以上是众多信息中的一部分,但也足以窥豹一斑,那就是中国正在进行两手准备:

如果能够以一个双方都能接受的条件来结束贸易战,那显然是最好不过的事了;但如果谈不拢,或者美国再次出尔反尔,那么中国也做好了最坏情况下的应对准备。

这在今天发布的《关于中美经贸磋商的中方立场》白皮书中已经有所显示:

“中国的立场和态度是一贯的、明确的,中国希望通过对话而不是关税措施解决问题。为了中国人民的利益,为了美国人民的利益,为了全世界人民的利益,中国会理性对待,但是中国不会畏惧任何压力,也做好准备迎接任何挑战。谈,大门敞开;打,奉陪到底。”

如果你去对比中国和欧洲历史你会发现:

历史上,欧洲各个国家,虽然战争频频爆发,但大多是小打小闹,几乎不太有那种灭国型的战争。

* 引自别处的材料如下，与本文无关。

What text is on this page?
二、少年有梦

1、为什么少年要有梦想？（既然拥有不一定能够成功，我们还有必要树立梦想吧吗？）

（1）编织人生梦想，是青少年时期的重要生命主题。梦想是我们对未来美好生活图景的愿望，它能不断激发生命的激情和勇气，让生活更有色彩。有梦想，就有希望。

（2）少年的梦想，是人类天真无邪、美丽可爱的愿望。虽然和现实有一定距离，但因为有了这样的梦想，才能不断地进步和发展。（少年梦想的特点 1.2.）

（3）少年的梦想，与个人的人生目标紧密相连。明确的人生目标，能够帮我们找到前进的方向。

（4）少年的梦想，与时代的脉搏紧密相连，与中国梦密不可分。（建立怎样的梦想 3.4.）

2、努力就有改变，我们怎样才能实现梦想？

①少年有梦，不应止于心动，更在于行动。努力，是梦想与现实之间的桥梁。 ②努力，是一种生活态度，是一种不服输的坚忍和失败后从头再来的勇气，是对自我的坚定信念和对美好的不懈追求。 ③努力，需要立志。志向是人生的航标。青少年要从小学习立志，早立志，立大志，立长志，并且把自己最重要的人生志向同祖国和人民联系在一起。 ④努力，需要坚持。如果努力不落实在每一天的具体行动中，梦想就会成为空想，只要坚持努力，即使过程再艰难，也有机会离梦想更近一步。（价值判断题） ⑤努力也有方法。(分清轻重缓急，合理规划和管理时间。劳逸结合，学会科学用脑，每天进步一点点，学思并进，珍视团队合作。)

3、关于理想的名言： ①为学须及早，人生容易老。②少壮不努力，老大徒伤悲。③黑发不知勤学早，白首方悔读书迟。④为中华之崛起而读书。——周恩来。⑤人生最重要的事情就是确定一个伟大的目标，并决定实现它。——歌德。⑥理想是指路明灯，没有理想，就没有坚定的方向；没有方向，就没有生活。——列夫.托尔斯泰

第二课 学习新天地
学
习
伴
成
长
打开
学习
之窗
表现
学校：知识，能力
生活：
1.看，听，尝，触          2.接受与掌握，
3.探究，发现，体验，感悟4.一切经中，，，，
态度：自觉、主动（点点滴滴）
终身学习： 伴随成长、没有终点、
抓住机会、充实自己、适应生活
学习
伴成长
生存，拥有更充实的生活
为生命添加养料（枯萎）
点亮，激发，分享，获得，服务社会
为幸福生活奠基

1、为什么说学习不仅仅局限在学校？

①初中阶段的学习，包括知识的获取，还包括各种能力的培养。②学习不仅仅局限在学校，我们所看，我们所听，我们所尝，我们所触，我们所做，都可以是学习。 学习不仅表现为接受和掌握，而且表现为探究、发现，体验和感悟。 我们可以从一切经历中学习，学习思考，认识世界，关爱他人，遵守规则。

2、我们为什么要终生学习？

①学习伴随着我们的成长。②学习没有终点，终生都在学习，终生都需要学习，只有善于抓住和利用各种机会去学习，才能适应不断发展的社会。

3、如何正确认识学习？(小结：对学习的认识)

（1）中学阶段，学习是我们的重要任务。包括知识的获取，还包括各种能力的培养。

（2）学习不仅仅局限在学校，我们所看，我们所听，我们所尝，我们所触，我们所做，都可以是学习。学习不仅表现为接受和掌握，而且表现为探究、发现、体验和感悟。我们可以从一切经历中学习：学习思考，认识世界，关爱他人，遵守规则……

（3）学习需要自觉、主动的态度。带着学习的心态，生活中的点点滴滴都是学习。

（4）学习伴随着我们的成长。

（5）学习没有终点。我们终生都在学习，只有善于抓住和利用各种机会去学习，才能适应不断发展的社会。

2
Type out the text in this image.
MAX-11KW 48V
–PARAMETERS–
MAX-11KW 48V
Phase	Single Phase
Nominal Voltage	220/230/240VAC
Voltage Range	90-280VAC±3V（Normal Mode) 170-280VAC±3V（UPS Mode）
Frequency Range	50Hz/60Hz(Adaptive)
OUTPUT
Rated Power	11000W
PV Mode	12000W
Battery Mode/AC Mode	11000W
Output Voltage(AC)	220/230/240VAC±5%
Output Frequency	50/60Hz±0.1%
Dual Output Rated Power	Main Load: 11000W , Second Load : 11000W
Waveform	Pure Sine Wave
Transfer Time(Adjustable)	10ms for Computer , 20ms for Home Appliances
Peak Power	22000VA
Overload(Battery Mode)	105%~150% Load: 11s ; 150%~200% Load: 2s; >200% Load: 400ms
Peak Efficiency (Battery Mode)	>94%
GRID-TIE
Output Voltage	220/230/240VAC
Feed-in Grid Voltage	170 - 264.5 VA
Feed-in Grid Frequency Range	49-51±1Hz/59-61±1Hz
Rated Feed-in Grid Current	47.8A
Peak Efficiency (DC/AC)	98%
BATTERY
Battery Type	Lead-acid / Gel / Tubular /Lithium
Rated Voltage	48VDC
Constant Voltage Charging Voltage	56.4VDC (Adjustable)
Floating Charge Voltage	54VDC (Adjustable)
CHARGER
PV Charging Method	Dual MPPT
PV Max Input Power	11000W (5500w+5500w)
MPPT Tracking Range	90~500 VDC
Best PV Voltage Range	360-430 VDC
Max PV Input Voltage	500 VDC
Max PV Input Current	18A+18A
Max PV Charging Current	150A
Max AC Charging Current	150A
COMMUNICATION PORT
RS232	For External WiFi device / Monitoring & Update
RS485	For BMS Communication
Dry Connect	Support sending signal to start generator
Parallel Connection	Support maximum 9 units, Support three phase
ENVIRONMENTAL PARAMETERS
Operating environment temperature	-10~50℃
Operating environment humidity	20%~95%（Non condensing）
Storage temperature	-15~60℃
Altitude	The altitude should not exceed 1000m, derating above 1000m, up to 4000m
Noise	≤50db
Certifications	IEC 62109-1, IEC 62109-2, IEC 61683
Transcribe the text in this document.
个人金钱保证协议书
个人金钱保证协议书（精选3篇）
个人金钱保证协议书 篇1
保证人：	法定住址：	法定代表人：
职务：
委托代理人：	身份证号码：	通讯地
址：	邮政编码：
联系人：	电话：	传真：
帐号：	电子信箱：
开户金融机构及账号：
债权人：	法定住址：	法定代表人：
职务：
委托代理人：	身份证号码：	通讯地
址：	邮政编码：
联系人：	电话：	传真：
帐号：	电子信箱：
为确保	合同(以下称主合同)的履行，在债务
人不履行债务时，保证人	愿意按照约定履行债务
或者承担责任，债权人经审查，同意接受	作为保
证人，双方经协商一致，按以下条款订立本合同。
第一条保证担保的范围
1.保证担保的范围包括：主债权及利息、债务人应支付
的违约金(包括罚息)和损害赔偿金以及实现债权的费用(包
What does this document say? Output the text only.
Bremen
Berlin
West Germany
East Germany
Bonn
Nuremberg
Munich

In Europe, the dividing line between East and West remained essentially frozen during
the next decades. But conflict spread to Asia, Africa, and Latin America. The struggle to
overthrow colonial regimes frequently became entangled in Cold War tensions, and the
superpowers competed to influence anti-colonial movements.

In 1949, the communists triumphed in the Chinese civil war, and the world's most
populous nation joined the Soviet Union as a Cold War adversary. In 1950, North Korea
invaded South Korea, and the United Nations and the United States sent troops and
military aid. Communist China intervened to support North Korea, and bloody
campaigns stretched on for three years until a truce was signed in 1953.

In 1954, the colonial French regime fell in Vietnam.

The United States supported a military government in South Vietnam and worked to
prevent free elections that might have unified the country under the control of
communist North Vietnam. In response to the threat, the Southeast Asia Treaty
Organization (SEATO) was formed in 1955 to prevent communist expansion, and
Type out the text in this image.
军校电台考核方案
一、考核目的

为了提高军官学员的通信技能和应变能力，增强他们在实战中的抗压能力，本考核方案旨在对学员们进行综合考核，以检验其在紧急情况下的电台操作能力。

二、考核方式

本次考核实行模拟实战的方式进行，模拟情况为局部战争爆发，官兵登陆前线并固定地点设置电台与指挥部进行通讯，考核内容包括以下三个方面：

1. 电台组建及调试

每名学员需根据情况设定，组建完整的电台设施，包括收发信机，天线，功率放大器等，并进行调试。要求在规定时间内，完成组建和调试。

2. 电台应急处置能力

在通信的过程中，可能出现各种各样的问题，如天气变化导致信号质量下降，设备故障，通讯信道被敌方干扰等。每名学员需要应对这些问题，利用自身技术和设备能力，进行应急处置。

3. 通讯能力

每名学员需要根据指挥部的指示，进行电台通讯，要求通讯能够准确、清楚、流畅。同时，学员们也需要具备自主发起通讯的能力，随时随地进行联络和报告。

一般都是打打谈谈,输的那个赔点钱割块地也就完了,以后可能还会因为有了共同的敌人而结为盟友。

但中国不一样。

自从秦始皇统一中国之后,中华民族在对内和对外的态度上极为不同的。

中国在面对外部敌人的时候,一直都是一个不屈服的民族(极少数时期除外)。

即便一度衰落遭人压迫,但最终还是会想尽办法重新站起来。

这种特性已经写了我们这个民族的文化基因里。

不愿屈服也不会屈服,这可能是中华文明能够生生不息并延续至今的关键所在。

P.s

在这次的香格里拉对话开幕晚宴上,新加坡总理李显龙发表了一段针对中美关系的看法。有兴趣的可以去读一下,可以拓展一下不同视角下的观点。但建议带着自己的想法去看,而不是盲目接受。我在国际政治方面是一个现实主义者(我以前是理性主义,后来变了),而在一个现实主义者看来,统治者最大的责任,永远是为自己的国家、自己的国民去争取利益。而对于像新加坡这样小国,偏偏其地理位置又极为关键,这样的国家如果被卷入到大国博弈之中,真的会非常艰难。

再P.s

台湾资深媒体人马西屏近日在台湾省著名的娱乐节目《关键时刻》上宣布,台湾的“雷霆2000”火箭炮有一个绝密的功能,就是可以搭载“神经毒气弹”,说的还特别骄傲,真的是 作死啊……

新加坡总理李显龙在第18 届香格里拉对话会上的演讲

国际战略研究所所长约翰.奇普曼博士阁下

各位阁下

各位嘉宾,女士们、先生们

 

大家晚上好!

欢迎各位来到新加坡并出席第 18 届香格里拉对话会。

一、新加坡和东南亚的视角

世界正处于一个转折点。全球化受到多方的抨击,美国和中国的关系日益紧张。新加坡和许多其他国家一样,非常担心这样的趋势。我们既不知道形势会如何发展,也不晓得世界各国是否能够携手开辟新的出路,一同维护世界和平与繁荣。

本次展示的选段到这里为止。